MAPPLETHORPE, Robert
Self-Portrait (Triptych)
1972.
Photo silkscreen on graph paper (900x735mm). Inscribed in pencil in the bottom margin “For Francesco - [Signed] Robert Mapplethorpe ‘73”.
An early work from an important stage in the development of Mapplethorpe’s career. When he graduated from the Pratt Institute, Brooklyn in 1969, Mapplethorpe was making mixed-media collages using images torn from magazines. In 1971, he befriended John McKendry, curator of photographs at the Metropolitan Museum of Art, New York. McKendry allowed Mapplethorpe access to the Museum’s photography archives and later that year gave him his first Polaroid camera. Mapplethorpe initially used this camera to make material for use in his assemblages but he quickly began making self-portraits and exploring the possibilities photography offered as a medium in its own right, particularly after he met Sam Wagstaff in 1972. Wagstaff probably did more than anyone to ensure that photography began to be taken seriously as an art form in America. This triptych of self-portraits by Mapplethorpe makes explicit that link between photography and high art that Wagstaff was so keen to promote. The title itself is a reference medieval religious art, specifically altarpieces and Mapplethorpe’s extraordinary range of emotions captured in only three images, suggests the psychological depth of the greatest paintings. This is art photography of profound power.

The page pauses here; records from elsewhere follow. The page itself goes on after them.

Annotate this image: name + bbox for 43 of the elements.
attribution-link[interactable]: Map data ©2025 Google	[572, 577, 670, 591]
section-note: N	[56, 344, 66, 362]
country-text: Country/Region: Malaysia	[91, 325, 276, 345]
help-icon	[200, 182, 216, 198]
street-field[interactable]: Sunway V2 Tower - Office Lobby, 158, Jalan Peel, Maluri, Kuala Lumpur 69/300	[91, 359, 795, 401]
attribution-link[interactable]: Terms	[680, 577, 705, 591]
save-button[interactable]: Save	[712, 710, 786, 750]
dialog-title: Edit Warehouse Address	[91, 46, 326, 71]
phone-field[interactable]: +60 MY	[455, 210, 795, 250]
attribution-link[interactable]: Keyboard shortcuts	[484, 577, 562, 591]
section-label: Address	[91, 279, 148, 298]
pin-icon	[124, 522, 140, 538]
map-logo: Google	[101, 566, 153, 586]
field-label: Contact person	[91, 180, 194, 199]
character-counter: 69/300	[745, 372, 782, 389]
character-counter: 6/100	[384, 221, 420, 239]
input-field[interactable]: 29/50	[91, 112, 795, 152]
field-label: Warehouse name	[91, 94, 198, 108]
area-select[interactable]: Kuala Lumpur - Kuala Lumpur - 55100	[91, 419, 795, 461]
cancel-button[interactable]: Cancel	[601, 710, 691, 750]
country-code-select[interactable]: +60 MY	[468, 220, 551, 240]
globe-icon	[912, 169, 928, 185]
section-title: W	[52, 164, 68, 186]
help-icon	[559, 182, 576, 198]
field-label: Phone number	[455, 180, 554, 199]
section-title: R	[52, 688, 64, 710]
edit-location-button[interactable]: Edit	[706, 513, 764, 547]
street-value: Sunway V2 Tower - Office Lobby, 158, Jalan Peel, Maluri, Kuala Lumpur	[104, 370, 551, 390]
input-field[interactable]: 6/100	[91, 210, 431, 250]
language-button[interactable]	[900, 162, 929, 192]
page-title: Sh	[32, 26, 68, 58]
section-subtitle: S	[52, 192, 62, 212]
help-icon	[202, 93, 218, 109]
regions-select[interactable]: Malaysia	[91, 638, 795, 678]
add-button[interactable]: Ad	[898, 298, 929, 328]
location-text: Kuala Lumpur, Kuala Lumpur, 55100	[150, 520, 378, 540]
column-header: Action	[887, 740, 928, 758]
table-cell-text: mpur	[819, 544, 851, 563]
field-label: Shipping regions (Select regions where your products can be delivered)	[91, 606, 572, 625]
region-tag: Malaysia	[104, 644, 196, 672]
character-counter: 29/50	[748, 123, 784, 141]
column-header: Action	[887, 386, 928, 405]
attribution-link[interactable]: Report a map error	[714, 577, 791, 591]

Francesco, to whom this work was given, is Francesco Scavullo, the fashion and portrait photographer whom Mapplethorpe would almost certainly have met through the grand and well-connected McKendry and Wagstaff. Scavullo shot the celebrated double portrait of Mapplethorpe standing behind Wagstaff with his arms around his shoulders. Scavullo owned this example of Triptych until his death and it came from his estate. There is some light foxing to the outer margins of the graph paper.